Avec quelques autres de son âge, après une rapide initiation
dans une école de Tizi-Ouzou, il est envoyé dans un petit
village de la montagne kabyle : Agouni, au douar des Beni Yenni. Là,
avec celui qui deviendra son ami, Joël, ils font ce qu'ils peuvent
pour alphabétiser 140 enfants. Les Pères Blancs, installés
non loin de là, leur seront de bon conseil tant sur les relations
avec la population, que pour les conseils pédagogiques.
Le 21 janvier 1958, ils sont " enlevés " par un groupe
de fellaghas qui débarquent dans leur école. A partir de
là, va commencer un calvaire : marches harassantes dans le maquis,
mains liées, coups, vol de leurs objets personnels : bague, montre...,
y compris les chaussures et les vêtements - on apprendra qu'Amirouche
portait l'imperméable de Joël quand il a été
tué. La mémoire de René Rouby est précise,
affûtée par le souvenir des souffrances physiques et surtout
morales, avec un sentiment de mort toujours imminente. Après cinq
jours de marche ponctuée de coups pour faire avancer les jeunes
gens, l'arrivée au camp dissimulé sous les arbres, permet
la rencontre avec 26 autres prisonniers : 10 militaires, 10 civils pieds-noirs
dont un instituteur, 6 Algériens. Joël, l'ami à la
constitution fragile, ne survivra pas. Épuisé, il mourra
avec 13 autres compagnons de captivité, suite aux mauvais traitements
et au manque de nourriture. L'un d'eux, Jean Azzopardi, sera précipité,
d'un coup de pied, au bord du sentier; le plus âgé, Louis,
60 ans, sera emmené pour être " achevé ".
Après la mort d'Amirouche, c'est manifestement
un souci d'action psychologique qui motivera la libération des
détenus. Ce récit vibrant de sincérité, marqué
par la souffrance mais sans ressentiment, est porteur d'enseignements.
On en tire la certitude que l'opération " Jumelles "
du général Challe avait acculé les rebelles en leur
laissant peu d'efficacité malgré leur aptitude à
se fondre dans le paysage.

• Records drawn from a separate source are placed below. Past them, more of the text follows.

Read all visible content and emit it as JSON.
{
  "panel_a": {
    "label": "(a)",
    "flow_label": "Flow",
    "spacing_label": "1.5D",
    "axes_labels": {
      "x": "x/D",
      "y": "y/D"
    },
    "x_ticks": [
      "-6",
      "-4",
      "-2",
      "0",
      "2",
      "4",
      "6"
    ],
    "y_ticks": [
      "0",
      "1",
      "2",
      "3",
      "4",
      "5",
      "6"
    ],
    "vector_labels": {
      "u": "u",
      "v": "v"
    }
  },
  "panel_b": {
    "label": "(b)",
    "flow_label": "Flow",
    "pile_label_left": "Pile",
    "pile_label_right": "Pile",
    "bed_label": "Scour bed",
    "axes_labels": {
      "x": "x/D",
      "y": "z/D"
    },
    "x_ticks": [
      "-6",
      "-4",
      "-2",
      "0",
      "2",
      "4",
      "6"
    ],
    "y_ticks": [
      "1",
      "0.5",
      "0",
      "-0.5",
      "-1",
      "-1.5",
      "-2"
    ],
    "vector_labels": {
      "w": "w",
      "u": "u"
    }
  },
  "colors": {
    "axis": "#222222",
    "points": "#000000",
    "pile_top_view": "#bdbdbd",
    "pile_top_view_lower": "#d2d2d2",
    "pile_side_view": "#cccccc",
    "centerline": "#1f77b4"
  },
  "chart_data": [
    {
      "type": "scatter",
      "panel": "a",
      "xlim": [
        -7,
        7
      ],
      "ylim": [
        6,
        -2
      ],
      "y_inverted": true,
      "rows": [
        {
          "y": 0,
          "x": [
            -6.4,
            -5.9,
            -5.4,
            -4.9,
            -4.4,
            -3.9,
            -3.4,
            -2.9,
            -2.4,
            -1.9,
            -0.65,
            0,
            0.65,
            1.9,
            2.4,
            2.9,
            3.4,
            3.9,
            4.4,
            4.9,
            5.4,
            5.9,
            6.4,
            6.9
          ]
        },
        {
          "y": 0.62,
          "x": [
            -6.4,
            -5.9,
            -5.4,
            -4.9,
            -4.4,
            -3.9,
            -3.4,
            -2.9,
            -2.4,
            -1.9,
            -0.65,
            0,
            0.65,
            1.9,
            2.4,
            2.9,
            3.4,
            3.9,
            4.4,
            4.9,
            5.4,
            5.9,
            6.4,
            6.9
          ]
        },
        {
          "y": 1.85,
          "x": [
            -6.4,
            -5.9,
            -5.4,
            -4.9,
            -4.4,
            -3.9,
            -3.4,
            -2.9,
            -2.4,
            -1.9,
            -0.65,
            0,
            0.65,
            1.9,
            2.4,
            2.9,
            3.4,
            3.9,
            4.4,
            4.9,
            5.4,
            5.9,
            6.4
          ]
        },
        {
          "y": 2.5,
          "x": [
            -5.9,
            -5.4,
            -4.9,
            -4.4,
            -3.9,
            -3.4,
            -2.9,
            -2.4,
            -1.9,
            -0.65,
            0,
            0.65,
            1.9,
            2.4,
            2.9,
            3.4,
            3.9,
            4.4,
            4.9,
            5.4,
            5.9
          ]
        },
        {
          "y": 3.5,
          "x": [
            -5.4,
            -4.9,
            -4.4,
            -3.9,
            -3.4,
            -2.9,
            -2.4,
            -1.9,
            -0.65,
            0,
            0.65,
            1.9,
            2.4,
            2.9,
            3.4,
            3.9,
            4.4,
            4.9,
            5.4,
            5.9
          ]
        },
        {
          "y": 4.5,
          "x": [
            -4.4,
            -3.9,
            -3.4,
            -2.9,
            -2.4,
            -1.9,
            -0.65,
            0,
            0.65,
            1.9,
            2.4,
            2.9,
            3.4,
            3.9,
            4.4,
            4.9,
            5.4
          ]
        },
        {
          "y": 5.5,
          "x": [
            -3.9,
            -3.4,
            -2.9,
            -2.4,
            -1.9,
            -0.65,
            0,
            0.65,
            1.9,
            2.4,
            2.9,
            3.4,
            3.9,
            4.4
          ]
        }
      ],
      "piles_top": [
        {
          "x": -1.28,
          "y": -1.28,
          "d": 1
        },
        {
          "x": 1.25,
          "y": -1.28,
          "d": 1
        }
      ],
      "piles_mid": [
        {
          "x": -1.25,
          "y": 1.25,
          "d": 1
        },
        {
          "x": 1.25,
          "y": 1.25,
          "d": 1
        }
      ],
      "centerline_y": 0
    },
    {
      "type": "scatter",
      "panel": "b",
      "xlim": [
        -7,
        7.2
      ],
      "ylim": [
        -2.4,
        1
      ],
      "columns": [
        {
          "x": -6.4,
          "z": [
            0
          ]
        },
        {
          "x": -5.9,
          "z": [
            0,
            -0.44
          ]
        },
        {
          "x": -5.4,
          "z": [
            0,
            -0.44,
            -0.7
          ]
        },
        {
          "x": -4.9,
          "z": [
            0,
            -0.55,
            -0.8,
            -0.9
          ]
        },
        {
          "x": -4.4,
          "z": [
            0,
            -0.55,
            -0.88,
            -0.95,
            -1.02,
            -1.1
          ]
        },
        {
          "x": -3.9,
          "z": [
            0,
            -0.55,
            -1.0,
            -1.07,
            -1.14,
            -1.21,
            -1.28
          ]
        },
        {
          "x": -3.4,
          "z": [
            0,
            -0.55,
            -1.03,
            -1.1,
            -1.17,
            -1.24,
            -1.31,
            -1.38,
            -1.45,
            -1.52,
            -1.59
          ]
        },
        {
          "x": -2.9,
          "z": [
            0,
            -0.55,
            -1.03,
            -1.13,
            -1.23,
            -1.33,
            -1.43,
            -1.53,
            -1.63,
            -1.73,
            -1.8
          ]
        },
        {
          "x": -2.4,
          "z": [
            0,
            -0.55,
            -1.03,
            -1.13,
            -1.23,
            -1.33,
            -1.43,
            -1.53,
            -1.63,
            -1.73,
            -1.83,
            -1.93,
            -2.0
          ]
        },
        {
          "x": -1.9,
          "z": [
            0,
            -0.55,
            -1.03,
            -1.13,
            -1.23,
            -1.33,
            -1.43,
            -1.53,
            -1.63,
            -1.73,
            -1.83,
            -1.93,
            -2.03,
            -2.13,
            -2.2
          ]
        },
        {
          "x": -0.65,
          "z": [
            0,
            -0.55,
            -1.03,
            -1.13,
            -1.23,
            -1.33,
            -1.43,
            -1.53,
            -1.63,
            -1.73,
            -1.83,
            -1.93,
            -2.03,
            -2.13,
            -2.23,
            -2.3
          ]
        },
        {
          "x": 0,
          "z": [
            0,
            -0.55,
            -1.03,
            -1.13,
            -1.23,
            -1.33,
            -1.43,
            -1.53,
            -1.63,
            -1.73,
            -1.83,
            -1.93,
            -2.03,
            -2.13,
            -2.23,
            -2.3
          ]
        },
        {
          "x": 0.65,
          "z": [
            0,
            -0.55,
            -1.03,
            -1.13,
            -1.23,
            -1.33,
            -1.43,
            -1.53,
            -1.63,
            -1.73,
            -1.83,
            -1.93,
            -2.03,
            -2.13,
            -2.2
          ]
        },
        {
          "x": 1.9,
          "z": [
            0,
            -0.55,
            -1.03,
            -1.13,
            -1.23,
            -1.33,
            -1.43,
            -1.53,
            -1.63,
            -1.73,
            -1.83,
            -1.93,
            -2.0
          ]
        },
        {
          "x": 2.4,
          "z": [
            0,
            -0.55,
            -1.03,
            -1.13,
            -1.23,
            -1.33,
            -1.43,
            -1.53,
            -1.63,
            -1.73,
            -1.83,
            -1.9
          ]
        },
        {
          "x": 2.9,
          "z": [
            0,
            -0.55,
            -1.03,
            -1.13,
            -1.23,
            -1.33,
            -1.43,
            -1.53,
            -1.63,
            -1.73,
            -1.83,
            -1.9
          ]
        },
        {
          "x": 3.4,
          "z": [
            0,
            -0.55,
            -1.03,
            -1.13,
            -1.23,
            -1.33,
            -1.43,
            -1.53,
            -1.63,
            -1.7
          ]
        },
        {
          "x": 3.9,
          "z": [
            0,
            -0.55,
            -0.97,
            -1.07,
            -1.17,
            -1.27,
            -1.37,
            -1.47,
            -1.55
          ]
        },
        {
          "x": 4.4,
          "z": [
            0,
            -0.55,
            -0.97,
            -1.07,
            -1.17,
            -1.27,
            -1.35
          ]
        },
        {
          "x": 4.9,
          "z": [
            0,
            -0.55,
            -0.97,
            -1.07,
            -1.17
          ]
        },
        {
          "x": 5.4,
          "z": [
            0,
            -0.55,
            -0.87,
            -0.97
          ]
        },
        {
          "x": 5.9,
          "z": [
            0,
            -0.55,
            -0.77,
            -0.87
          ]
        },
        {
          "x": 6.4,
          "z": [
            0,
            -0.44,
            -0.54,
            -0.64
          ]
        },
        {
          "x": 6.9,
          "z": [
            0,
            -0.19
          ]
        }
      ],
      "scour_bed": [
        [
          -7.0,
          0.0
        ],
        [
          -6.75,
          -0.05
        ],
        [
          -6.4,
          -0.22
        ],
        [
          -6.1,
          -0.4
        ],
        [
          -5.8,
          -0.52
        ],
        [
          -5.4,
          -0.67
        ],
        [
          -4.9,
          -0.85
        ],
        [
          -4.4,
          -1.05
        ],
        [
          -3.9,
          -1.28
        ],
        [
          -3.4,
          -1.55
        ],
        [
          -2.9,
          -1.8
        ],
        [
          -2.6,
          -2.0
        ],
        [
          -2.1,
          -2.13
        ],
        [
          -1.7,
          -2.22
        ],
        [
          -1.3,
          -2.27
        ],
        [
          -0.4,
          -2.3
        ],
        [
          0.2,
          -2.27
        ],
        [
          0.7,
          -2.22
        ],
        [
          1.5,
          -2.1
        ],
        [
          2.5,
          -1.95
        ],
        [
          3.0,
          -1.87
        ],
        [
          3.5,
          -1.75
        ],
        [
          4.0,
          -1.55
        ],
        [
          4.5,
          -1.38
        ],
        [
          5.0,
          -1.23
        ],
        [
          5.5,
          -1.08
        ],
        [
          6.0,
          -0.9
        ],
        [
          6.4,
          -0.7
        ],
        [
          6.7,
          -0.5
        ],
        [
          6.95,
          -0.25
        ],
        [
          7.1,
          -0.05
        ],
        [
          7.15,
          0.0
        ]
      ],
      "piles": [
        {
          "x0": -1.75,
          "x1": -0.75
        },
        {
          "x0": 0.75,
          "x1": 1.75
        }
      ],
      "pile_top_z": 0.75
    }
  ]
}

On s'interroge aussi sur l'ambiguïté
des comportements de ces populations qui peuvent aussi bien accueillir
un jour, chaleureusement, un convive autour d'un couscous, le laisser
lapider les jours suivants, ou se faire complice de l'A.L.N., en signalant
les préparatifs des militaires par le " téléphone
arabe ". Les conséquences dramatiques sur les familles des
prisonniers furent une conclusion douloureuse à cette tragédie.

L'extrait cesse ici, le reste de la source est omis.